Exceeding this limit would be very risky, with potentially catastrophic impacts from rising sea levels, the intensification of extreme weather, and major inundation and desertification in some parts of the world, forcing the movement of perhaps hundreds of millions of people.
That is why the Government’s recently-published Strategic Defence and Security Review highlighted the potential for climate change impacts to cause political and social instability around the world, including mass migration.
So the Paris Agreement commits governments to increase the ambition of their emissions cuts, and provide progress reports every five years.
It also set a long-term goal to achieve net zero annual emissions of man-made greenhouse gases in the second half of this century.
All this will help the UK, where the Met Office’s records show that our eight warmest years, and five of our six wettest years, have all occurred from 2000 onwards.
The Met Office warns that the UK is already facing increased risks of heatwaves, heavy rainfall, leading to more river and surface water flooding, and coastal flooding from global sea level rise.
All this is very likely due to the elevated concentrations of greenhouse gases in the atmosphere, with carbon dioxide at its highest level for millions of years.
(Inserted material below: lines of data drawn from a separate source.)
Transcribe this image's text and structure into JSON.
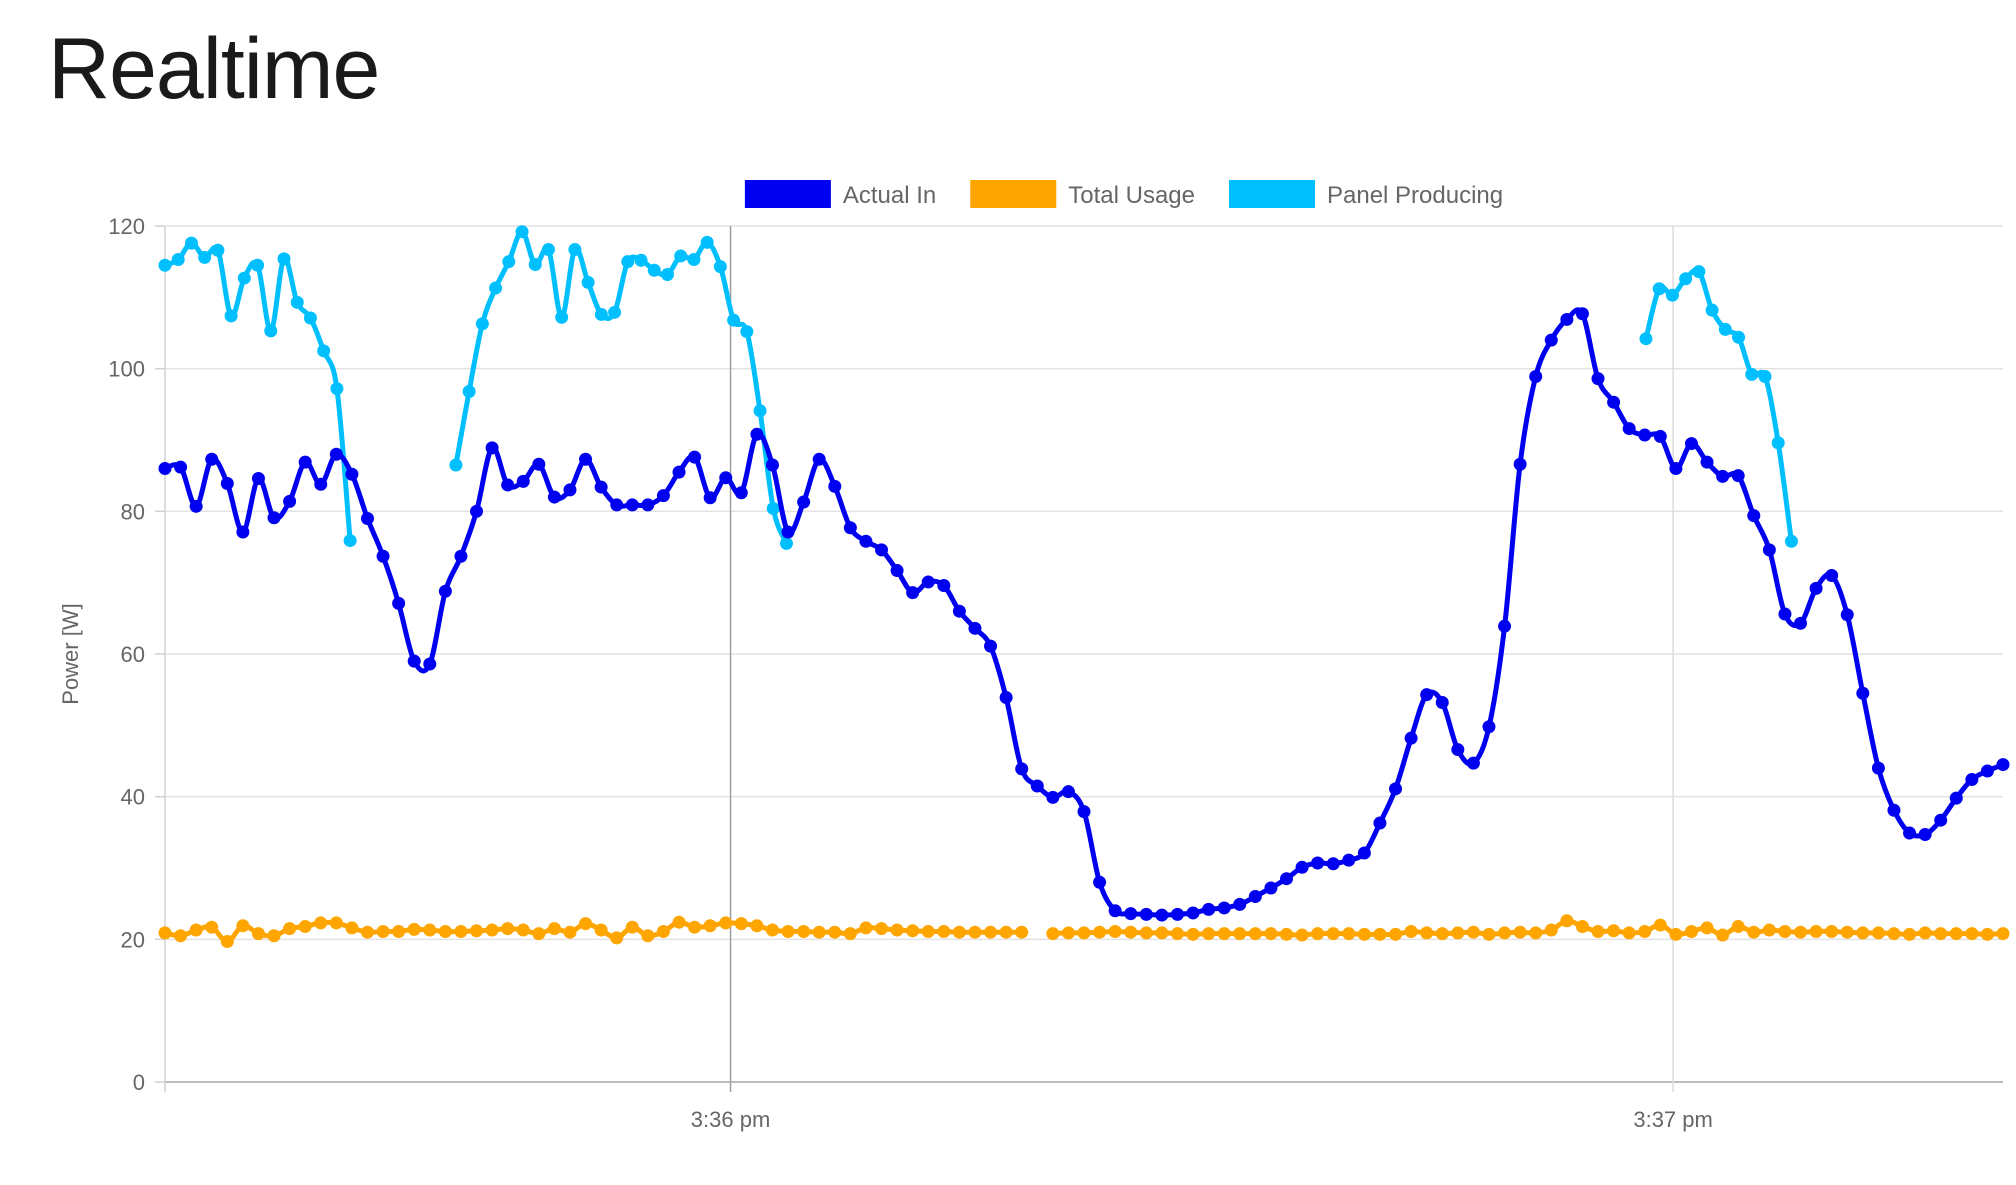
{
  "title": "Realtime",
  "chart_data": {
    "type": "line",
    "ylabel": "Power [W]",
    "ylim": [
      0,
      120
    ],
    "yticks": [
      "0",
      "20",
      "40",
      "60",
      "80",
      "100",
      "120"
    ],
    "xlim": [
      0,
      1.95
    ],
    "xticks": [
      {
        "x": 0.6,
        "label": "3:36 pm"
      },
      {
        "x": 1.6,
        "label": "3:37 pm"
      }
    ],
    "legend": "top-center",
    "grid": true,
    "series": [
      {
        "name": "Panel Producing",
        "color": "#00BFFF",
        "values": [
          114.5,
          115.3,
          117.6,
          115.6,
          116.6,
          107.4,
          112.7,
          114.5,
          105.3,
          115.4,
          109.3,
          107.1,
          102.5,
          97.2,
          75.9,
          null,
          null,
          null,
          null,
          null,
          null,
          null,
          86.5,
          96.8,
          106.3,
          111.3,
          115.0,
          119.2,
          114.6,
          116.7,
          107.2,
          116.7,
          112.1,
          107.6,
          107.9,
          115.0,
          115.2,
          113.8,
          113.2,
          115.8,
          115.3,
          117.7,
          114.3,
          106.8,
          105.2,
          94.1,
          80.4,
          75.5,
          null,
          null,
          null,
          null,
          null,
          null,
          null,
          null,
          null,
          null,
          null,
          null,
          null,
          null,
          null,
          null,
          null,
          null,
          null,
          null,
          null,
          null,
          null,
          null,
          null,
          null,
          null,
          null,
          null,
          null,
          null,
          null,
          null,
          null,
          null,
          null,
          null,
          null,
          null,
          null,
          null,
          null,
          null,
          null,
          null,
          null,
          null,
          null,
          null,
          null,
          null,
          null,
          null,
          null,
          null,
          null,
          null,
          null,
          null,
          null,
          null,
          null,
          null,
          null,
          104.2,
          111.2,
          110.3,
          112.6,
          113.6,
          108.2,
          105.5,
          104.4,
          99.2,
          98.9,
          89.6,
          75.8,
          null,
          null,
          null,
          null,
          null,
          null,
          null,
          null,
          null,
          null,
          null,
          null,
          null,
          null,
          null,
          null
        ]
      },
      {
        "name": "Actual In",
        "color": "#0000F0",
        "values": [
          86.0,
          86.2,
          80.7,
          87.3,
          83.9,
          77.1,
          84.6,
          79.1,
          81.4,
          86.9,
          83.8,
          88.0,
          85.2,
          79.0,
          73.7,
          67.1,
          59.0,
          58.6,
          68.8,
          73.7,
          80.0,
          88.9,
          83.7,
          84.2,
          86.6,
          82.0,
          83.0,
          87.3,
          83.4,
          80.9,
          80.9,
          80.9,
          82.2,
          85.5,
          87.6,
          81.9,
          84.7,
          82.6,
          90.8,
          86.5,
          77.1,
          81.3,
          87.3,
          83.5,
          77.7,
          75.8,
          74.6,
          71.7,
          68.6,
          70.1,
          69.6,
          66.0,
          63.6,
          61.1,
          53.9,
          43.9,
          41.5,
          39.9,
          40.7,
          37.9,
          28.0,
          24.0,
          23.6,
          23.5,
          23.4,
          23.5,
          23.7,
          24.2,
          24.4,
          24.9,
          26.0,
          27.2,
          28.5,
          30.1,
          30.7,
          30.6,
          31.1,
          32.1,
          36.3,
          41.1,
          48.2,
          54.3,
          53.2,
          46.6,
          44.7,
          49.8,
          63.9,
          86.6,
          98.9,
          104.0,
          106.9,
          107.7,
          98.6,
          95.3,
          91.6,
          90.7,
          90.5,
          86.0,
          89.5,
          86.9,
          84.9,
          85.0,
          79.4,
          74.6,
          65.6,
          64.3,
          69.2,
          71.0,
          65.5,
          54.5,
          44.0,
          38.1,
          34.9,
          34.7,
          36.7,
          39.8,
          42.4,
          43.6,
          44.5
        ]
      },
      {
        "name": "Total Usage",
        "color": "#FFA500",
        "values": [
          20.9,
          20.5,
          21.3,
          21.7,
          19.7,
          21.9,
          20.8,
          20.5,
          21.5,
          21.8,
          22.3,
          22.3,
          21.6,
          21.0,
          21.1,
          21.1,
          21.4,
          21.3,
          21.1,
          21.1,
          21.2,
          21.3,
          21.5,
          21.3,
          20.8,
          21.5,
          21.0,
          22.2,
          21.3,
          20.2,
          21.7,
          20.5,
          21.1,
          22.4,
          21.7,
          21.9,
          22.3,
          22.2,
          21.9,
          21.3,
          21.1,
          21.1,
          21.0,
          21.0,
          20.8,
          21.6,
          21.5,
          21.3,
          21.2,
          21.1,
          21.1,
          21.0,
          21.0,
          21.0,
          21.0,
          21.0,
          null,
          20.8,
          20.9,
          20.9,
          21.0,
          21.1,
          21.0,
          20.9,
          20.9,
          20.8,
          20.7,
          20.8,
          20.8,
          20.8,
          20.8,
          20.8,
          20.7,
          20.6,
          20.8,
          20.8,
          20.8,
          20.7,
          20.7,
          20.7,
          21.1,
          20.9,
          20.8,
          20.9,
          21.0,
          20.7,
          20.9,
          21.0,
          20.9,
          21.3,
          22.6,
          21.8,
          21.1,
          21.2,
          20.9,
          21.1,
          22.0,
          20.7,
          21.1,
          21.6,
          20.6,
          21.8,
          21.0,
          21.3,
          21.1,
          21.0,
          21.1,
          21.1,
          21.0,
          20.9,
          20.9,
          20.8,
          20.7,
          20.9,
          20.8,
          20.8,
          20.8,
          20.7,
          20.8
        ]
      }
    ],
    "legend_order": [
      "Actual In",
      "Total Usage",
      "Panel Producing"
    ]
  }
}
As there is a lag in the response of the climate to the rise in greenhouse gases, the UK and the rest of the world will have to cope with increasing impacts for the next few decades at least.
But the Paris Agreement offers our best chance of preventing still worse consequences.
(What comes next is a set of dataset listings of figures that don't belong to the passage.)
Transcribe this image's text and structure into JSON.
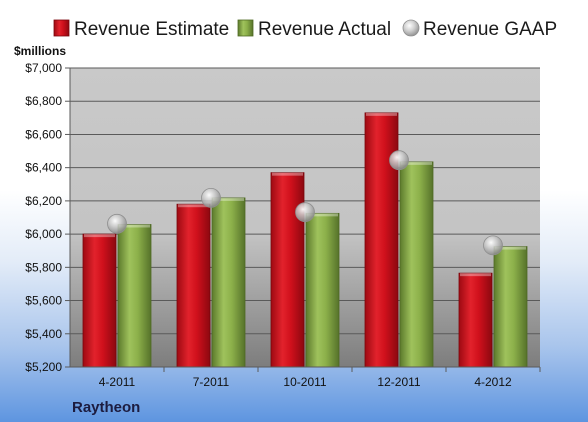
{
  "chart_data": {
    "type": "bar",
    "unit_label": "$millions",
    "company": "Raytheon",
    "categories": [
      "4-2011",
      "7-2011",
      "10-2011",
      "12-2011",
      "4-2012"
    ],
    "series": [
      {
        "name": "Revenue Estimate",
        "kind": "bar",
        "color": "#d0101c",
        "values": [
          6000,
          6180,
          6370,
          6730,
          5765
        ]
      },
      {
        "name": "Revenue Actual",
        "kind": "bar",
        "color": "#8cb04a",
        "values": [
          6058,
          6218,
          6125,
          6435,
          5925
        ]
      },
      {
        "name": "Revenue GAAP",
        "kind": "marker",
        "color": "#b8b8b8",
        "values": [
          6062,
          6218,
          6132,
          6445,
          5932
        ]
      }
    ],
    "yticks": [
      "$5,200",
      "$5,400",
      "$5,600",
      "$5,800",
      "$6,000",
      "$6,200",
      "$6,400",
      "$6,600",
      "$6,800",
      "$7,000"
    ],
    "ylim": [
      5200,
      7000
    ],
    "grid": true,
    "legend_position": "top"
  }
}
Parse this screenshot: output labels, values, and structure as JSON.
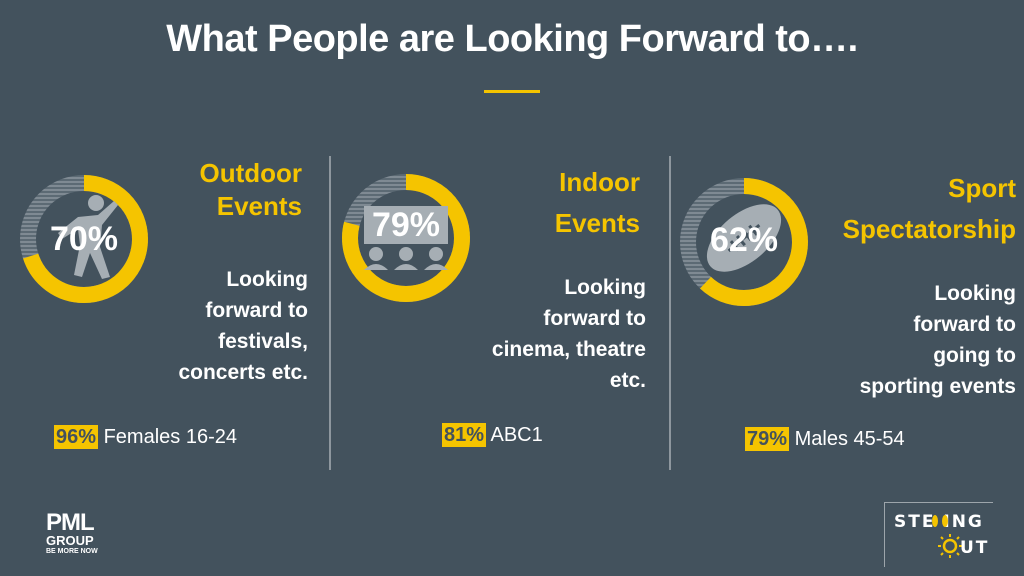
{
  "title": "What People are Looking Forward to….",
  "accent_color": "#f5c400",
  "background_color": "#43525d",
  "panels": [
    {
      "percent_label": "70%",
      "percent": 70,
      "icon": "dancing-person-icon",
      "heading_line1": "Outdoor",
      "heading_line2": "Events",
      "desc_lines": [
        "Looking",
        "forward to",
        "festivals,",
        "concerts etc."
      ],
      "stat_badge": "96%",
      "stat_text": "Females 16-24"
    },
    {
      "percent_label": "79%",
      "percent": 79,
      "icon": "cinema-audience-icon",
      "heading_line1": "Indoor",
      "heading_line2": "Events",
      "desc_lines": [
        "Looking",
        "forward to",
        "cinema, theatre",
        "etc."
      ],
      "stat_badge": "81%",
      "stat_text": "ABC1"
    },
    {
      "percent_label": "62%",
      "percent": 62,
      "icon": "american-football-icon",
      "heading_line1": "Sport",
      "heading_line2": "Spectatorship",
      "desc_lines": [
        "Looking",
        "forward to",
        "going to",
        "sporting events"
      ],
      "stat_badge": "79%",
      "stat_text": "Males 45-54"
    }
  ],
  "footer": {
    "pml_logo_line1": "PML",
    "pml_logo_line2": "GROUP",
    "pml_logo_line3": "BE MORE NOW",
    "stepping_out_line1": "STE  ING",
    "stepping_out_line2": "UT"
  }
}
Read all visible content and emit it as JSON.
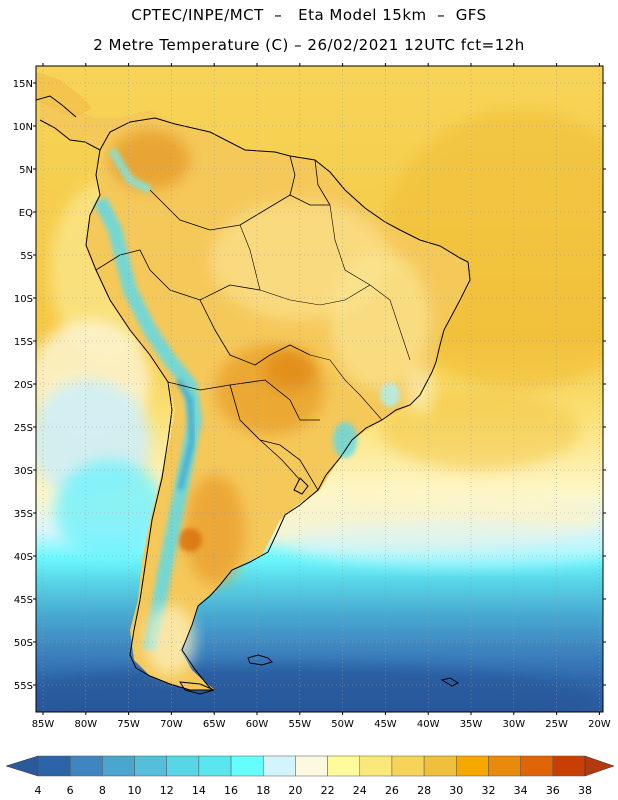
{
  "title_line1": "CPTEC/INPE/MCT  –   Eta Model 15km  –  GFS",
  "title_line2": "2 Metre Temperature (C) – 26/02/2021 12UTC fct=12h",
  "lat_labels": [
    "15N",
    "10N",
    "5N",
    "EQ",
    "5S",
    "10S",
    "15S",
    "20S",
    "25S",
    "30S",
    "35S",
    "40S",
    "45S",
    "50S",
    "55S"
  ],
  "lon_labels": [
    "85W",
    "80W",
    "75W",
    "70W",
    "65W",
    "60W",
    "55W",
    "50W",
    "45W",
    "40W",
    "35W",
    "30W",
    "25W",
    "20W"
  ],
  "colorbar": {
    "labels": [
      "4",
      "6",
      "8",
      "10",
      "12",
      "14",
      "16",
      "18",
      "20",
      "22",
      "24",
      "26",
      "28",
      "30",
      "32",
      "34",
      "36",
      "38"
    ],
    "colors": [
      "#2c64a8",
      "#3f85c0",
      "#4aa5cf",
      "#55bedb",
      "#58d6e6",
      "#5ae6ef",
      "#66ffff",
      "#d2f5fc",
      "#fdf9e1",
      "#fffb9b",
      "#fbe87a",
      "#f6d45a",
      "#f0bf3b",
      "#f6a800",
      "#ea8a0c",
      "#e06408",
      "#c83e04"
    ],
    "low_color": "#2a5a9c",
    "high_color": "#b23a0e"
  }
}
The UK Government delegation, led by Amber Rudd, the energy secretary, played a key role in Paris for a number of reasons.
First, because it negotiated as part of the European Union, it was able to engage seriously with the other largest emitters, such as China, the United States and India.
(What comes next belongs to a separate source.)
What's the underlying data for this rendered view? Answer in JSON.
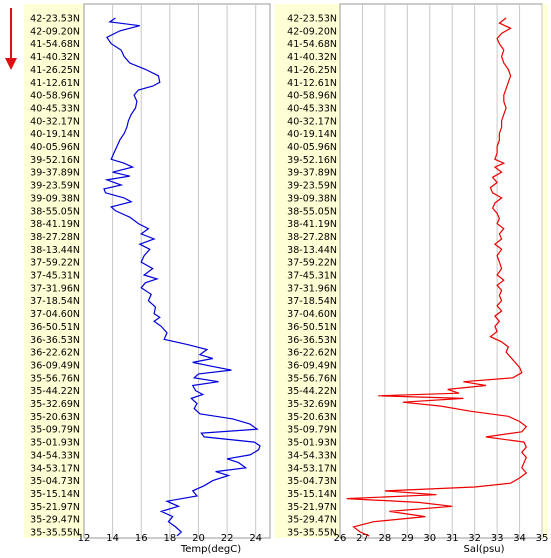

Second, the Government’s commitment to spending 0.7 per cent of UK GDP on overseas aid gives it the authority and ability to support economic development in poor countries that is sustainable, clean and climate-resilient.
Third, the UK is clearly showing that it can simultaneously grow its economy and take action against climate change – since 1990, our annual emissions of greenhouse gases have fallen 36 per cent while our GDP has increased by 60 per cent.
And fourth, we have the 2008 Climate Change Act, which is regarded around the world as a model of how policy-makers can create the right legislative framework to achieve the necessary cuts in emissions.
The Act commits the UK to reducing its annual emissions by 80 per cent by 2050 compared with 1990 as part of the global effort to limit global warming to no more than 2 centigrade degrees.
It requires the setting of a series of five-year ‘carbon budgets’, agreed by Parliament in advance, which provide a clear indication of policy direction.
The recent announcement by Ms Rudd that the UK will end the emissions from coal-fired power stations by 2025, sent a powerful message to the world from the birthplace of the Industrial Revolution: modern economies do not need to be powered by the dirtiest of fossil fuels.
Coal produces twice as much carbon dioxide per unit of electricity generated, compared with natural gas, and contributes to the air pollution that kills 29,000 people every year in the UK.
More than 80 per cent of the UK’s demand for coal is met by imports from countries such as Russia, and it receives a huge effective subsidy of about £19 billion in the UK every year, according to the International Monetary Fund, because its price does not reflect the cost of damage it causes to lives and livelihoods through local air pollution and climate change.
So the Prime Minister had real authority when he joined other world leaders in Paris at the start of the summit to signal the importance worldwide of the transition to low-carbon economic growth for future prosperity, security and poverty reduction.
The UK can and should continue to lead by example on climate change, demonstrating that the Paris Agreement means we and every other country can grow strongly and sustainably, whilst successfully managing the severe risks that climate change poses to ourselves, our children and future generations. This is the growth story of the future.
Nicholas Stern is Chairman of the Grantham Research Institute on Climate Change and the Environment and the ESRC Centre for Climate Change Economics and Policy at the London School of Economics and Political Science, President of the British Academy, and a cross-bench peer.